# Data Exploration

## Introduction

The RMS Titanic disaster offers a tragic but data-rich case study in survival analysis. Let's explore what patterns emerge from this historical dataset. This notebook focuses on understanding the data structure, identifying missing values, and discovering initial patterns that may predict survival.

## Navigation

- **Previous**: [Project Overview](index.md)
- **Next**: [Data Cleaning & Imputation](02_cleaning.ipynb)

## Objectives

1. Load and profile the dataset
2. Perform univariate analysis of all features
3. Explore bivariate relationships with survival
4. Visualize missing data patterns
5. Generate initial feature engineering insights

In [None]:
# Standard imports
import pandas as pd
import numpy as np
import matplotlib.pyplot as plt
import seaborn as sns
import warnings
warnings.filterwarnings('ignore')

# Data profiling
from ydata_profiling import ProfileReport

# Missing data visualization
import missingno as msno

# Set visualization style
sns.set_context("notebook", font_scale=1.1)
sns.set_style("whitegrid")
plt.rcParams['figure.figsize'] = (10, 6)
plt.rcParams['figure.dpi'] = 100

# Set random seed for reproducibility
np.random.seed(42)

print("Libraries imported successfully!")

## Loading the Data

Let's start by loading the Titanic dataset and getting an initial overview of its structure.

In [None]:
# Load the dataset
try:
    raw_data = pd.read_csv('data/titanic.csv')
    print(f"Dataset loaded successfully!")
    print(f"Shape: {raw_data.shape[0]} rows, {raw_data.shape[1]} columns")
except FileNotFoundError:
    print("Error: titanic.csv not found in data/ directory")
    print("Please download the dataset from Kaggle or use the provided data file")
    raw_data = None

In [None]:
# Display first few rows
if raw_data is not None:
    display(raw_data.head())
    
    # Basic information
    print("\n" + "="*50)
    print("Dataset Info:")
    print("="*50)
    raw_data.info()

## Automated Data Profiling

We'll use ydata-profiling to generate a comprehensive automated EDA report. This provides a quick overview of distributions, correlations, and missing data patterns.

In [None]:
# Generate automated profile report
# Note: This may take a minute. For faster exploration, we can skip this
# and focus on custom visualizations below

if raw_data is not None:
    # Uncomment to generate full report (saves to HTML)
    # profile = ProfileReport(raw_data, title="Titanic Dataset Profiling")
    # profile.to_file("titanic_profile.html")
    
    # Quick summary statistics
    print("Summary Statistics:")
    print("="*50)
    display(raw_data.describe())

## Missing Data Analysis

Understanding missing data patterns is crucial for determining appropriate imputation strategies. Let's visualize and quantify missingness.

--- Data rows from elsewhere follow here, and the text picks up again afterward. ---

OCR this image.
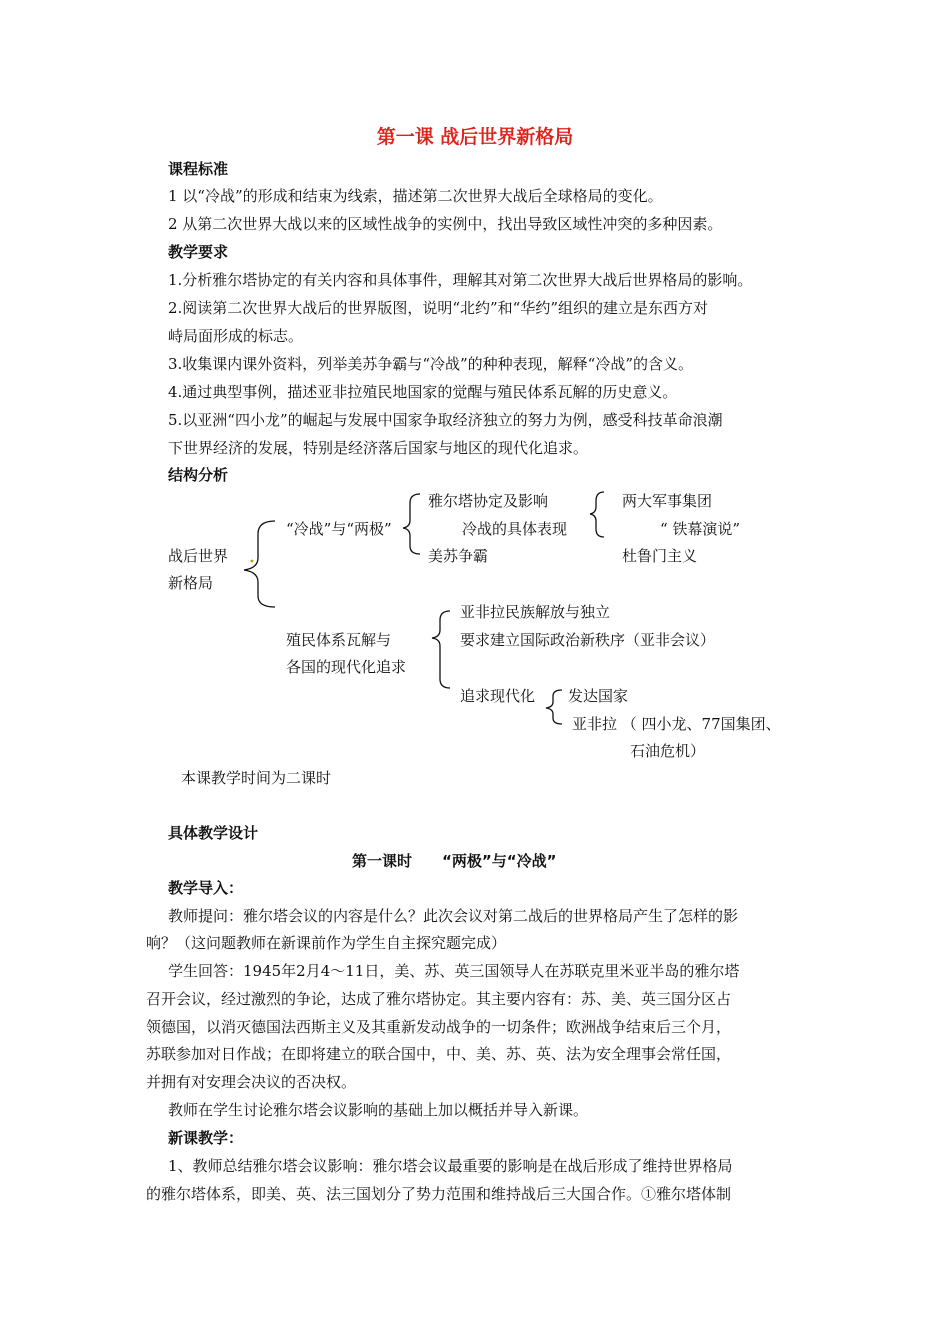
第一课 战后世界新格局
课程标准
1 以“冷战”的形成和结束为线索，描述第二次世界大战后全球格局的变化。
2 从第二次世界大战以来的区域性战争的实例中，找出导致区域性冲突的多种因素。
教学要求
1.分析雅尔塔协定的有关内容和具体事件，理解其对第二次世界大战后世界格局的影响。
2.阅读第二次世界大战后的世界版图，说明“北约”和“华约”组织的建立是东西方对
峙局面形成的标志。
3.收集课内课外资料，列举美苏争霸与“冷战”的种种表现，解释“冷战”的含义。
4.通过典型事例，描述亚非拉殖民地国家的觉醒与殖民体系瓦解的历史意义。
5.以亚洲“四小龙”的崛起与发展中国家争取经济独立的努力为例，感受科技革命浪潮
下世界经济的发展，特别是经济落后国家与地区的现代化追求。
结构分析
战后世界
新格局
“冷战”与“两极”
雅尔塔协定及影响
冷战的具体表现
美苏争霸
两大军事集团
“ 铁幕演说”
杜鲁门主义
殖民体系瓦解与
各国的现代化追求
亚非拉民族解放与独立
要求建立国际政治新秩序（亚非会议）
追求现代化 发达国家
亚非拉 （ 四小龙、77国集团、
石油危机）
本课教学时间为二课时
具体教学设计
第一课时　　“两极”与“冷战”
教学导入：
　教师提问：雅尔塔会议的内容是什么？此次会议对第二战后的世界格局产生了怎样的影
响？（这问题教师在新课前作为学生自主探究题完成）
　学生回答：1945年2月4～11日，美、苏、英三国领导人在苏联克里米亚半岛的雅尔塔
召开会议，经过激烈的争论，达成了雅尔塔协定。其主要内容有：苏、美、英三国分区占
领德国，以消灭德国法西斯主义及其重新发动战争的一切条件；欧洲战争结束后三个月，
苏联参加对日作战；在即将建立的联合国中，中、美、苏、英、法为安全理事会常任国，
并拥有对安理会决议的否决权。
　教师在学生讨论雅尔塔会议影响的基础上加以概括并导入新课。
新课教学：
　1、教师总结雅尔塔会议影响：雅尔塔会议最重要的影响是在战后形成了维持世界格局
的雅尔塔体系，即美、英、法三国划分了势力范围和维持战后三大国合作。①雅尔塔体制
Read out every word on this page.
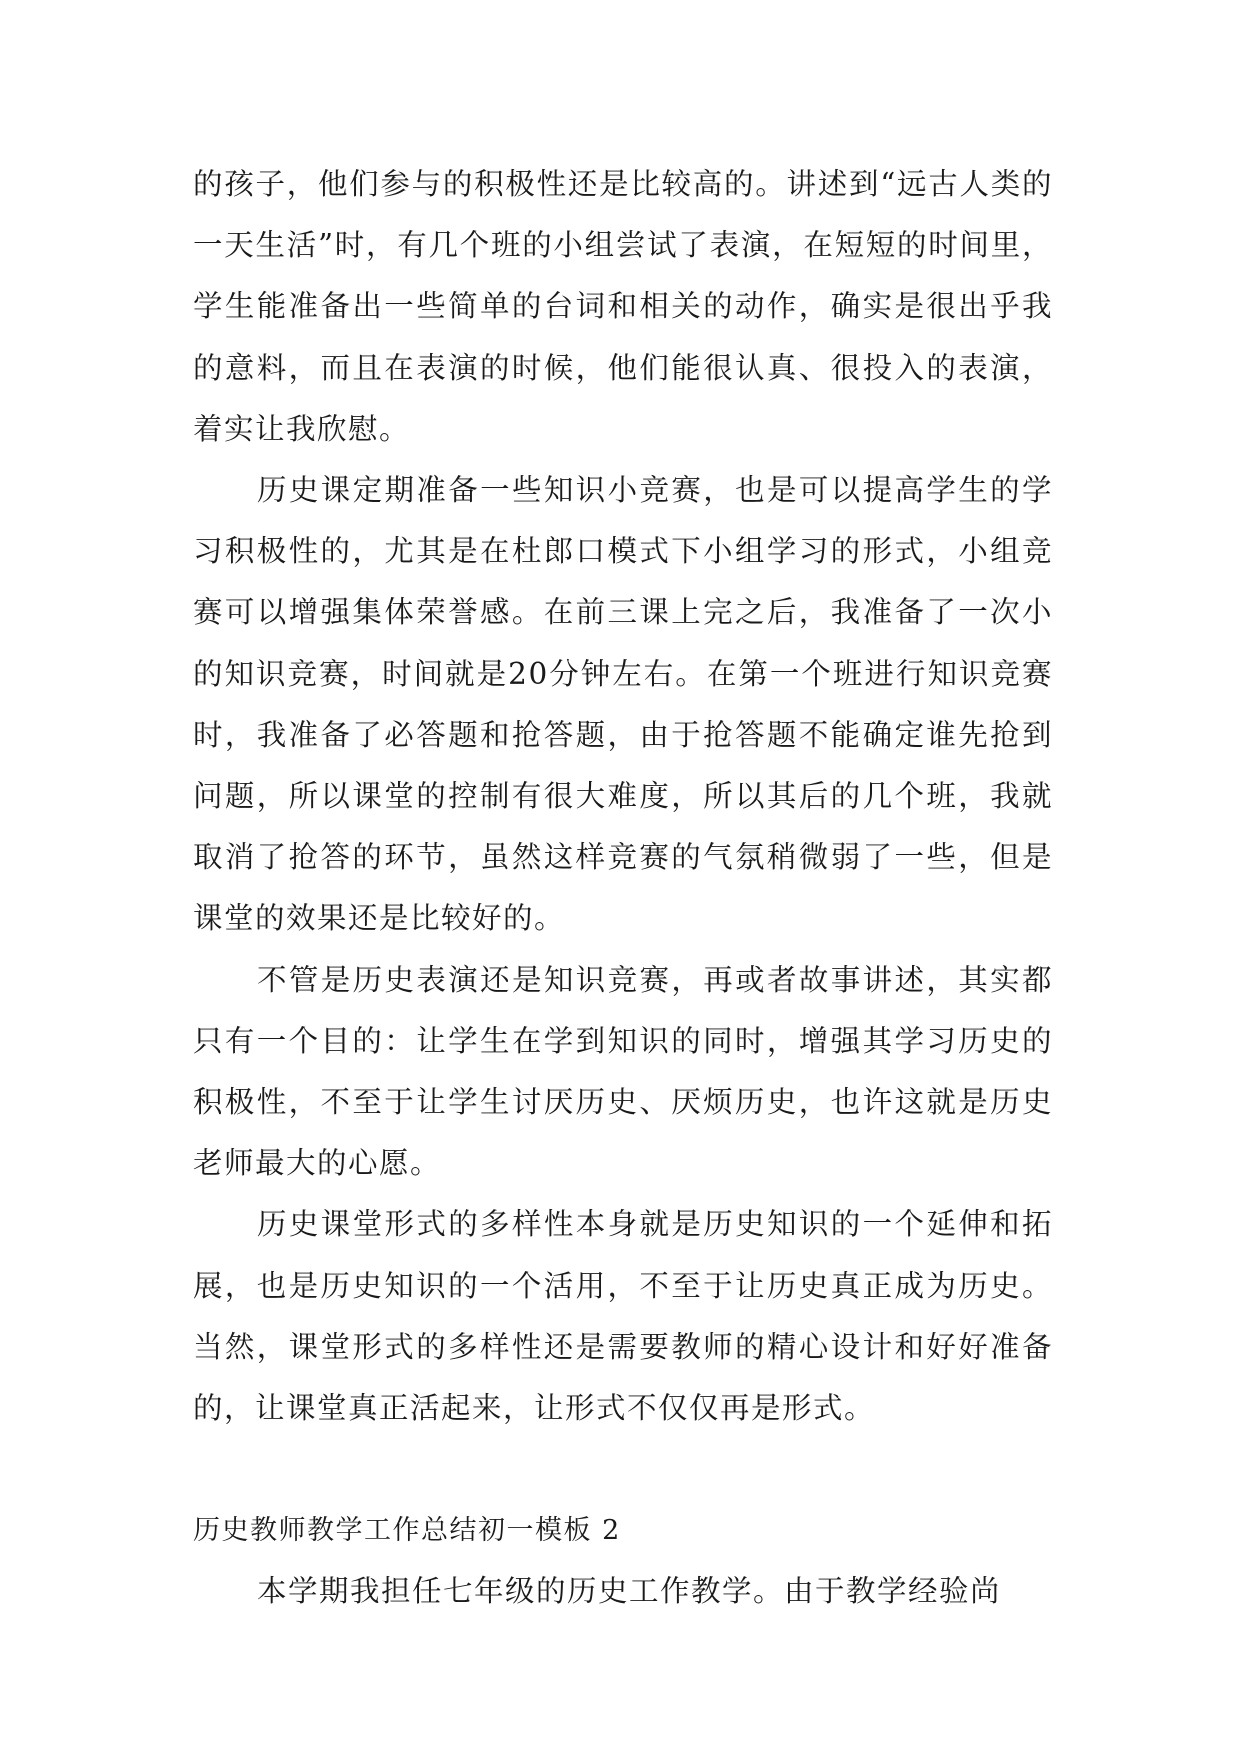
的孩子，他们参与的积极性还是比较高的。讲述到“远古人类的一天生活”时，有几个班的小组尝试了表演，在短短的时间里，学生能准备出一些简单的台词和相关的动作，确实是很出乎我的意料，而且在表演的时候，他们能很认真、很投入的表演，着实让我欣慰。

历史课定期准备一些知识小竞赛，也是可以提高学生的学习积极性的，尤其是在杜郎口模式下小组学习的形式，小组竞赛可以增强集体荣誉感。在前三课上完之后，我准备了一次小的知识竞赛，时间就是20分钟左右。在第一个班进行知识竞赛时，我准备了必答题和抢答题，由于抢答题不能确定谁先抢到问题，所以课堂的控制有很大难度，所以其后的几个班，我就取消了抢答的环节，虽然这样竞赛的气氛稍微弱了一些，但是课堂的效果还是比较好的。

不管是历史表演还是知识竞赛，再或者故事讲述，其实都只有一个目的：让学生在学到知识的同时，增强其学习历史的积极性，不至于让学生讨厌历史、厌烦历史，也许这就是历史老师最大的心愿。

历史课堂形式的多样性本身就是历史知识的一个延伸和拓展，也是历史知识的一个活用，不至于让历史真正成为历史。当然，课堂形式的多样性还是需要教师的精心设计和好好准备的，让课堂真正活起来，让形式不仅仅再是形式。

历史教师教学工作总结初一模板 2

本学期我担任七年级的历史工作教学。由于教学经验尚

![Missing Data Patterns](images/missing_data.png)

![Missing Data Patterns](images/missing_data.png)

In [None]:
if raw_data is not None:
    # Count missing values
    missing_counts = raw_data.isnull().sum()
    missing_pct = (missing_counts / len(raw_data)) * 100
    
    missing_df = pd.DataFrame({
        'Missing Count': missing_counts,
        'Percentage': missing_pct
    }).sort_values('Missing Count', ascending=False)
    
    missing_df = missing_df[missing_df['Missing Count'] > 0]
    
    print("Missing Data Summary:")
    print("="*50)
    display(missing_df)
    
    # Visualize missing data patterns
    fig, axes = plt.subplots(1, 2, figsize=(14, 5))
    
    # Matrix plot
    msno.matrix(raw_data, ax=axes[0])
    axes[0].set_title('Missing Data Matrix', fontsize=14, fontweight='bold')
    
    # Bar plot
    msno.bar(raw_data, ax=axes[1])
    axes[1].set_title('Missing Data Counts', fontsize=14, fontweight='bold')
    
    plt.tight_layout()
    plt.show()

![Fare Distribution](images/fare_distribution.png)

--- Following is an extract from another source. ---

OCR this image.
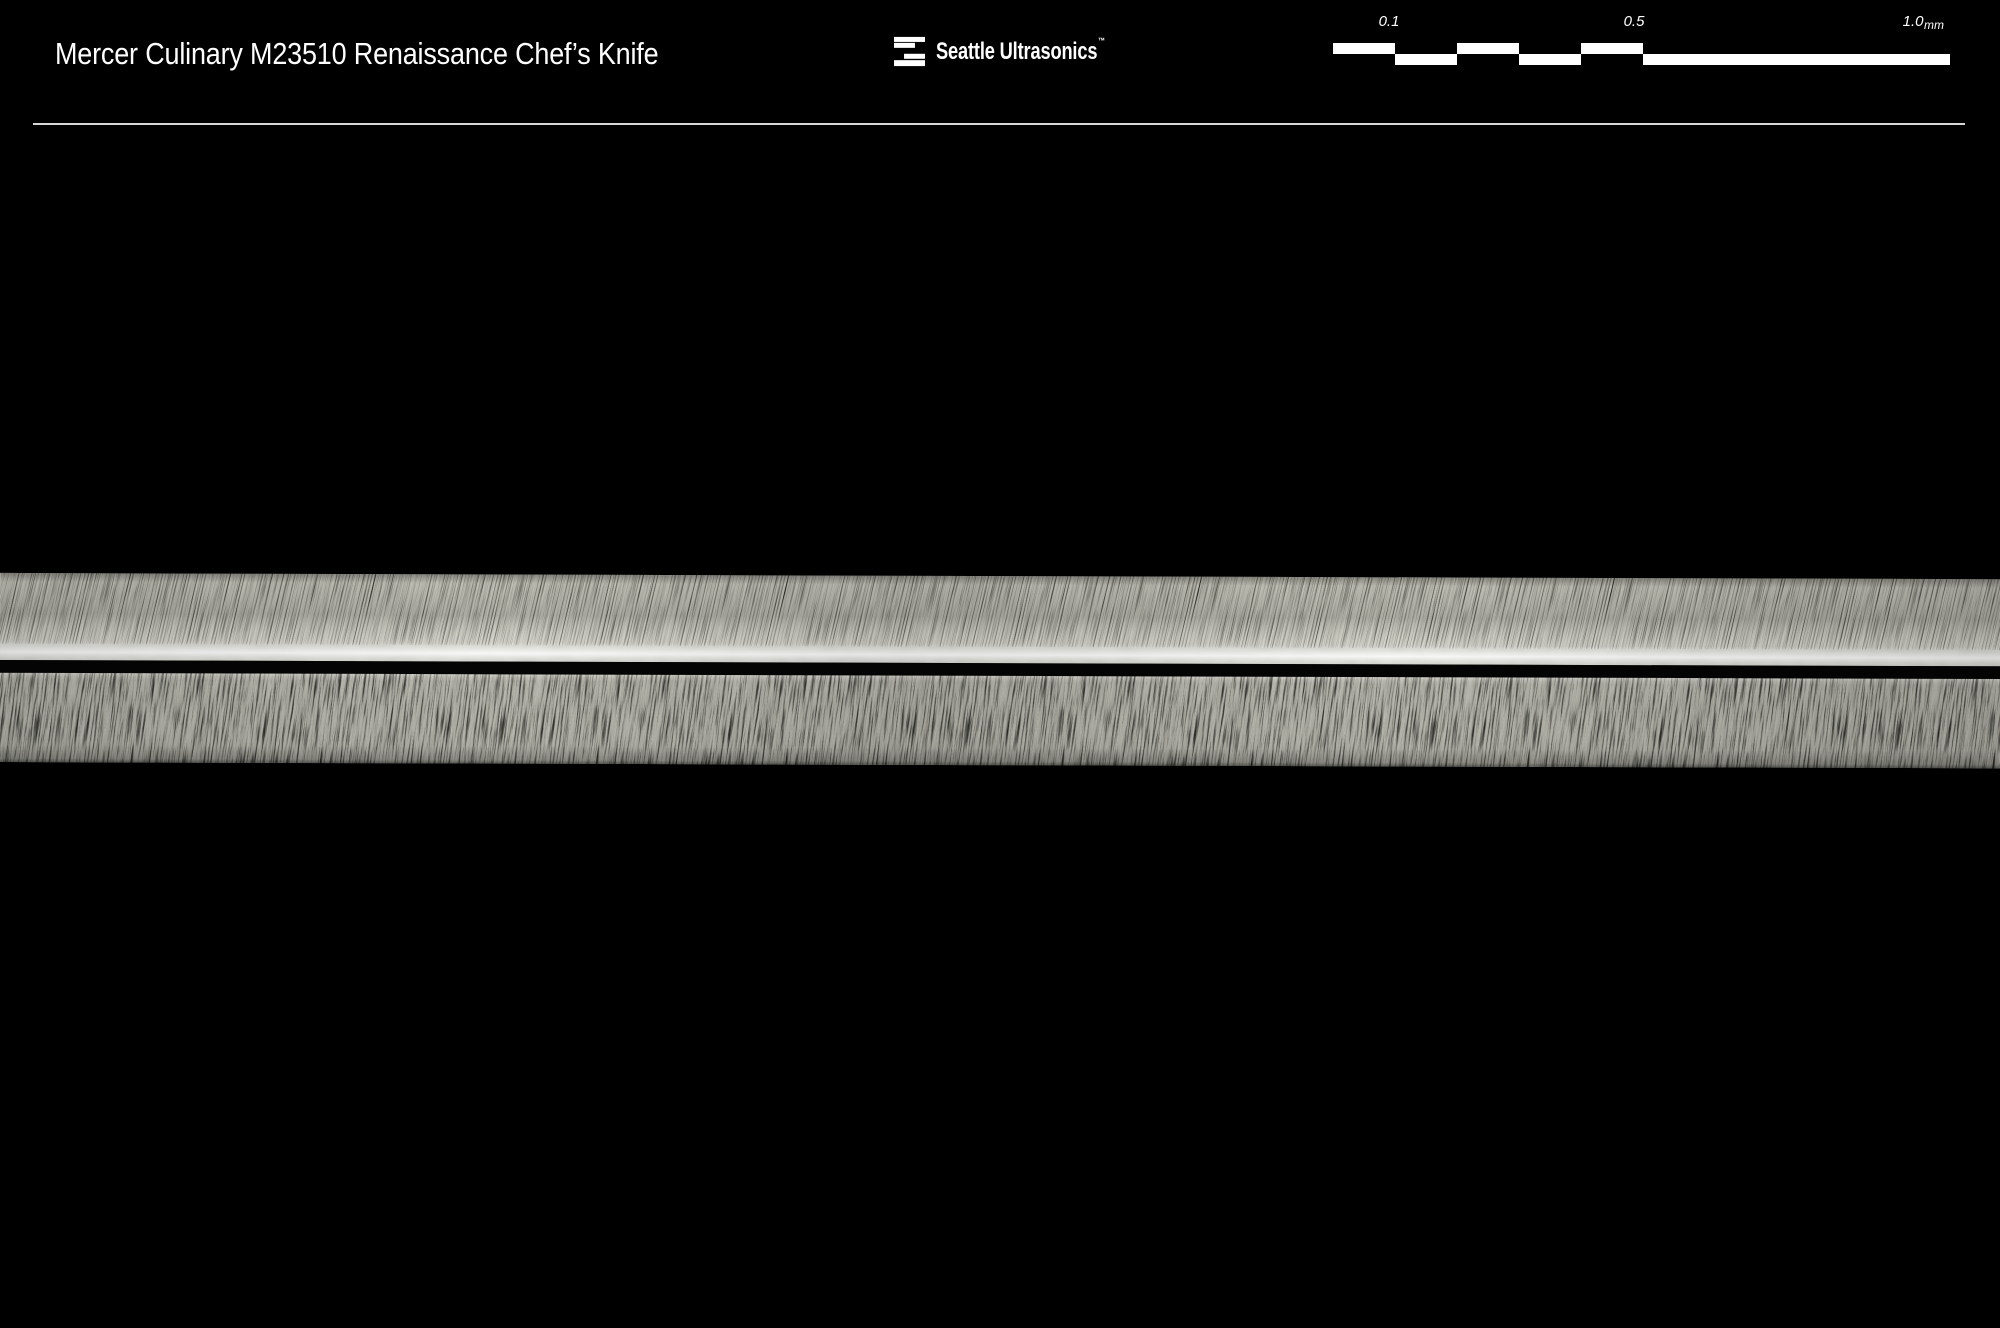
Mercer Culinary M23510 Renaissance Chef’s Knife	Seattle Ultrasonics™
0.1	0.5	$1.0_{mm}$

![Fare Distribution](images/fare_distribution.png)

## Univariate Analysis

Let's examine the distribution of each variable individually to understand the data structure.

In [None]:
if raw_data is not None:
    # Continuous variables: Age and Fare
    fig, axes = plt.subplots(2, 2, figsize=(14, 10))
    
    # Age distribution
    axes[0, 0].hist(raw_data['Age'].dropna(), bins=30, edgecolor='black', alpha=0.7)
    axes[0, 0].set_xlabel('Age (years)')
    axes[0, 0].set_ylabel('Frequency')
    axes[0, 0].set_title('Age Distribution', fontweight='bold')
    axes[0, 0].axvline(raw_data['Age'].median(), color='red', linestyle='--', 
                       label=f'Median: {raw_data["Age"].median():.1f}')
    axes[0, 0].legend()
    
    # Age KDE
    raw_data['Age'].dropna().plot.kde(ax=axes[0, 1])
    axes[0, 1].set_xlabel('Age (years)')
    axes[0, 1].set_ylabel('Density')
    axes[0, 1].set_title('Age Density Plot', fontweight='bold')
    
    # Fare distribution (log scale due to skewness)
    axes[1, 0].hist(raw_data['Fare'], bins=50, edgecolor='black', alpha=0.7)
    axes[1, 0].set_xlabel('Fare')
    axes[1, 0].set_ylabel('Frequency')
    axes[1, 0].set_title('Fare Distribution', fontweight='bold')
    
    # Fare log distribution
    axes[1, 1].hist(np.log1p(raw_data['Fare']), bins=50, edgecolor='black', alpha=0.7)
    axes[1, 1].set_xlabel('Log(Fare + 1)')
    axes[1, 1].set_ylabel('Frequency')
    axes[1, 1].set_title('Fare Distribution (Log Scale)', fontweight='bold')
    
    plt.tight_layout()
    plt.show()

![Survival by Sex](images/survival_by_sex.png)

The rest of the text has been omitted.